Image caching and rebuilds
Modal uses the definition of an Image to determine whether it needs to be rebuilt. If the definition hasn’t changed since the last time you ran or deployed your App, the previous version will be pulled from the cache.
Images are cached per layer (i.e., per Image
method call), and breaking
the cache on a single layer will cause cascading rebuilds for all subsequent
layers. You can shorten iteration cycles by defining frequently-changing
layers last so that the cached version of all other layers can be used.

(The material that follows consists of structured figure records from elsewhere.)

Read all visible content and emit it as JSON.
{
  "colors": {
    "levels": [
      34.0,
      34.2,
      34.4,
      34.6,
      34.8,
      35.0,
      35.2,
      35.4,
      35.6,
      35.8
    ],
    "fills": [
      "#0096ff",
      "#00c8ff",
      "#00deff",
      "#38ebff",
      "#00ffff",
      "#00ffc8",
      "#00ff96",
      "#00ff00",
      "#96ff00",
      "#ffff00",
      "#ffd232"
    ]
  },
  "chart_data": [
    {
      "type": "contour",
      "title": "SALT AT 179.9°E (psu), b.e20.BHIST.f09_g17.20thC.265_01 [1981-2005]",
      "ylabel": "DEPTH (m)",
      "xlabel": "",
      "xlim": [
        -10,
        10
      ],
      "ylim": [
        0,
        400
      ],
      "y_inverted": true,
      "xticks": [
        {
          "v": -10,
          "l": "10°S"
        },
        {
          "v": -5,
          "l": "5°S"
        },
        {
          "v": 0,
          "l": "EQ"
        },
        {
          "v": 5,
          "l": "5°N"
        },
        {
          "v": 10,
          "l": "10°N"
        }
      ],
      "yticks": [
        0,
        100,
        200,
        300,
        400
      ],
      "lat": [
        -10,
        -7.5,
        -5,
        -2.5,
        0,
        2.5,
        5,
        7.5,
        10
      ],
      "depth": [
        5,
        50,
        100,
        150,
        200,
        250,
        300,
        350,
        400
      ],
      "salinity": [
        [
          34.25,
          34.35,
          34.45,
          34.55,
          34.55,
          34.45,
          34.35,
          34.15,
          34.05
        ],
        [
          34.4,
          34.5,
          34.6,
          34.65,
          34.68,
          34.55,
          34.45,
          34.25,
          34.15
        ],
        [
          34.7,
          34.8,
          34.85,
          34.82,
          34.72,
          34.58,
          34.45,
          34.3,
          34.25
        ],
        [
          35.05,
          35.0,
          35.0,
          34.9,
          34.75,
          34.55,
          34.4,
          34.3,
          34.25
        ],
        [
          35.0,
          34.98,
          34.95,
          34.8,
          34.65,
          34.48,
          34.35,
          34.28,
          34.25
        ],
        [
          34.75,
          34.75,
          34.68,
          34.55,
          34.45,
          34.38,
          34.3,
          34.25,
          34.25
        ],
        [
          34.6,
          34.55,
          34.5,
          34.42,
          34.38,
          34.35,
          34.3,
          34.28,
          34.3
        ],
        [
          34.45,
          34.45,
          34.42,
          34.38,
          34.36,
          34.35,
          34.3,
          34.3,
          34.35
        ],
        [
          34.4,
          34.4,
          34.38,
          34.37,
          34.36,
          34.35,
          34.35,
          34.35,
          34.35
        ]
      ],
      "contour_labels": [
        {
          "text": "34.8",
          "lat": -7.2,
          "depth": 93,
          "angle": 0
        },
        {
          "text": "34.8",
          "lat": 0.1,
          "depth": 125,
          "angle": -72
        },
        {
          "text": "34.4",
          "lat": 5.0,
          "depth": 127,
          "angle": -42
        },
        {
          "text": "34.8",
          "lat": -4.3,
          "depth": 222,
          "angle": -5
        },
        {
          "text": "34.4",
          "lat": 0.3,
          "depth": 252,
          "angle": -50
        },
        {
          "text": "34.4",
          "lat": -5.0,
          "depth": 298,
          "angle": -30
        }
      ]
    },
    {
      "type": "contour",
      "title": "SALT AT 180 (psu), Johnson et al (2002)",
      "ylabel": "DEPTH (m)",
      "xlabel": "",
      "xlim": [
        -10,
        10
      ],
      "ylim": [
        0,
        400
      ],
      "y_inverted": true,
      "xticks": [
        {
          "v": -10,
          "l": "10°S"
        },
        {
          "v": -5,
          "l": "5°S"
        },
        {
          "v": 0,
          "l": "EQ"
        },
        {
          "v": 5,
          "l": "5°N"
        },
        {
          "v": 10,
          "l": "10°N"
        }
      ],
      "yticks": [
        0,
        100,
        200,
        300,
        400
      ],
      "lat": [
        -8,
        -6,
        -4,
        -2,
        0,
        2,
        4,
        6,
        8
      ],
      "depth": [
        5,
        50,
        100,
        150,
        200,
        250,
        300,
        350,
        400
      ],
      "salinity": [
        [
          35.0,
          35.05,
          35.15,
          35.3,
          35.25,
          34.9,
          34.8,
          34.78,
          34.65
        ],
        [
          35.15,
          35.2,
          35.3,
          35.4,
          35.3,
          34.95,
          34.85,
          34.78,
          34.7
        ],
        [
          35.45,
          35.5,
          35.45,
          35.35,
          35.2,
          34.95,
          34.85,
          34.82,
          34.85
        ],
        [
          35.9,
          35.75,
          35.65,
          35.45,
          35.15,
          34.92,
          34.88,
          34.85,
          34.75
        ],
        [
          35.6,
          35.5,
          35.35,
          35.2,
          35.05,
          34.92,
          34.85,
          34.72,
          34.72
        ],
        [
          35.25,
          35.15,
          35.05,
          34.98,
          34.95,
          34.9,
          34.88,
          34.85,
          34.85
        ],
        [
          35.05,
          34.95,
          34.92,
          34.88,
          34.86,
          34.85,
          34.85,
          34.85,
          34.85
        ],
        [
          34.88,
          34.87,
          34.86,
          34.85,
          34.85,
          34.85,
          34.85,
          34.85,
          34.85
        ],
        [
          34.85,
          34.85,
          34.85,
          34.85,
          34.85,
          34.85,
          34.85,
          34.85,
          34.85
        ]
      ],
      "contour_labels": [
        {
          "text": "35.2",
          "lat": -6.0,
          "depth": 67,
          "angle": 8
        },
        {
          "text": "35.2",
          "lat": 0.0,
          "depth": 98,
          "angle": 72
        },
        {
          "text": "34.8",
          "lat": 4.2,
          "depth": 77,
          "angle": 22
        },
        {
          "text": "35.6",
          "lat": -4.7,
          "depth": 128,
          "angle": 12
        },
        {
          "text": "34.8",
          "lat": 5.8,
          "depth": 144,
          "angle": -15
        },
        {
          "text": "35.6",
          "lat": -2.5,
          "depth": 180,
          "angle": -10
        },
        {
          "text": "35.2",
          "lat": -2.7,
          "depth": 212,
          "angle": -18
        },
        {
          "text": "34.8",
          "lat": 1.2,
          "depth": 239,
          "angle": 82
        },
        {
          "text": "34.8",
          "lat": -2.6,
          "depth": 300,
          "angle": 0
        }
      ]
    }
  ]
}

In some cases, you may want to force an Image to rebuild, even if the
definition hasn’t changed. You can do this by adding the force_build=True
argument to any of the Image building methods.
image = (
modal.Image.debian_slim()
.apt_install("git")
.pip_install("slack-sdk", force_build=True)
.run_commands("echo hi")
)
As in other cases where a layer’s definition changes, both the pip_install
and run_commands
layers will rebuild, but the apt_install
will not. Remember to
remove force_build=True
after you’ve rebuilt the Image, or it will
rebuild every time you run your code.
Alternatively, you can set the MODAL_FORCE_BUILD
environment variable (e.g. MODAL_FORCE_BUILD=1 modal run ...
) to rebuild all images attached to your App.

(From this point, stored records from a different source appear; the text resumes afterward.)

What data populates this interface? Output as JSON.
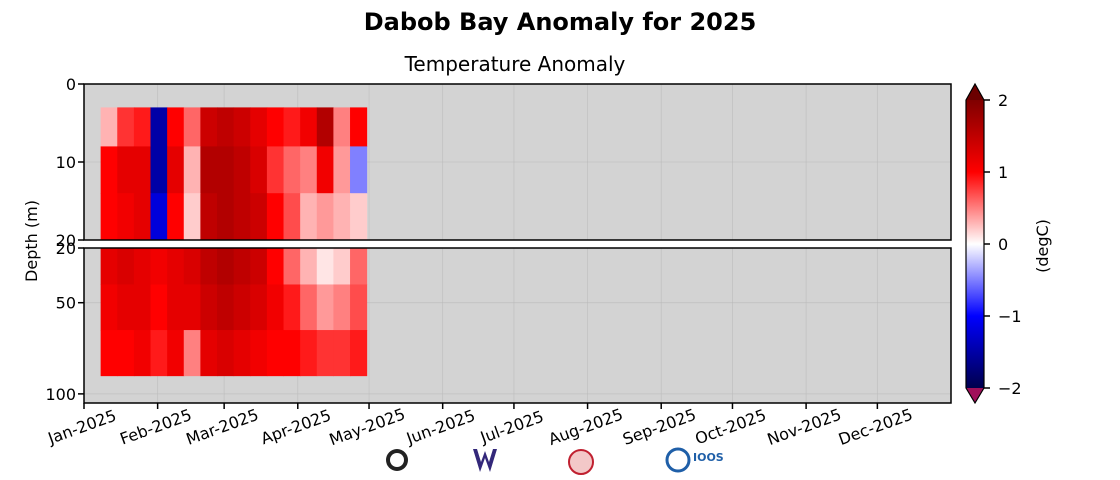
{
  "chart_data": {
    "type": "heatmap",
    "title": "Dabob Bay Anomaly for 2025",
    "subtitle": "Temperature Anomaly",
    "y_label": "Depth (m)",
    "colorbar_label": "(degC)",
    "xlim": [
      0,
      365
    ],
    "xticks": [
      {
        "value": 0,
        "label": "Jan-2025"
      },
      {
        "value": 31,
        "label": "Feb-2025"
      },
      {
        "value": 59,
        "label": "Mar-2025"
      },
      {
        "value": 90,
        "label": "Apr-2025"
      },
      {
        "value": 120,
        "label": "May-2025"
      },
      {
        "value": 151,
        "label": "Jun-2025"
      },
      {
        "value": 181,
        "label": "Jul-2025"
      },
      {
        "value": 212,
        "label": "Aug-2025"
      },
      {
        "value": 243,
        "label": "Sep-2025"
      },
      {
        "value": 273,
        "label": "Oct-2025"
      },
      {
        "value": 304,
        "label": "Nov-2025"
      },
      {
        "value": 334,
        "label": "Dec-2025"
      }
    ],
    "panels": [
      {
        "ylim": [
          0,
          20
        ],
        "yticks": [
          0,
          10,
          20
        ]
      },
      {
        "ylim": [
          20,
          105
        ],
        "yticks": [
          20,
          50,
          100
        ]
      }
    ],
    "x_bins": [
      7,
      14,
      21,
      28,
      35,
      42,
      49,
      56,
      63,
      70,
      77,
      84,
      91,
      98,
      105,
      112,
      119
    ],
    "depth_bins": [
      3,
      8,
      14,
      20,
      40,
      65,
      90
    ],
    "values": [
      [
        0.3,
        0.8,
        0.9,
        -1.5,
        1.0,
        0.6,
        1.4,
        1.5,
        1.4,
        1.2,
        1.0,
        0.9,
        1.1,
        1.6,
        0.5,
        1.0
      ],
      [
        1.0,
        1.2,
        1.2,
        -1.5,
        1.2,
        0.3,
        1.6,
        1.6,
        1.5,
        1.3,
        0.8,
        0.6,
        0.5,
        1.1,
        0.4,
        -0.5
      ],
      [
        1.0,
        1.1,
        1.2,
        -1.2,
        1.0,
        0.2,
        1.5,
        1.6,
        1.5,
        1.4,
        1.0,
        0.7,
        0.3,
        0.4,
        0.3,
        0.2
      ],
      [
        1.2,
        1.3,
        1.2,
        1.1,
        1.2,
        1.3,
        1.5,
        1.6,
        1.5,
        1.4,
        1.0,
        0.6,
        0.3,
        0.1,
        0.2,
        0.6
      ],
      [
        1.1,
        1.2,
        1.2,
        1.0,
        1.2,
        1.2,
        1.4,
        1.5,
        1.4,
        1.3,
        1.1,
        0.9,
        0.6,
        0.4,
        0.5,
        0.7
      ],
      [
        1.0,
        1.0,
        1.1,
        0.9,
        1.1,
        0.5,
        1.2,
        1.3,
        1.2,
        1.1,
        1.0,
        1.0,
        0.9,
        0.8,
        0.8,
        0.9
      ]
    ],
    "clim": [
      -2,
      2
    ],
    "cticks": [
      {
        "value": -2,
        "label": "−2"
      },
      {
        "value": -1,
        "label": "−1"
      },
      0,
      1,
      2
    ],
    "colormap": [
      "#00004c",
      "#0000ff",
      "#ffffff",
      "#ff0000",
      "#7f0000"
    ],
    "under_color": "#a0105a",
    "over_color": "#6b0000",
    "background": "#d3d3d3",
    "grid": true,
    "logo_text": "IOOS"
  }
}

But note that when you rebuild a base layer, the cache will be invalidated for all Images that depend on it, and they will rebuild the next time you run or deploy
any App that uses that base. If you’re debugging an issue with your Image, a better
option might be using MODAL_IGNORE_CACHE=1
. This will rebuild the Image from the
top without breaking the Image cache or affecting subsequent builds.
Image builder updates
Because changes to base images will cause cascading rebuilds, Modal is conservative about updating the base definitions that we provide. But many things are baked into these definitions, like the specific versions of the Image OS, the included Python, and the Modal client dependencies.
We provide a separate mechanism for keeping base images up-to-date without causing unpredictable rebuilds: the “Image Builder Version”. This is a workspace level-configuration that will be used for every Image built in your workspace. We release a new Image Builder Version every few months but allow you to update your workspace’s configuration when convenient. After updating, your next deployment will take longer, because your Images will rebuild. You may also encounter problems, especially if your Image definition does not pin the version of the third-party libraries that it installs (as your new Image will get the latest version of these libraries, which may contain breaking changes).
You can set the Image Builder Version for your workspace by going to your workspace settings. This page also documents the important updates in each version.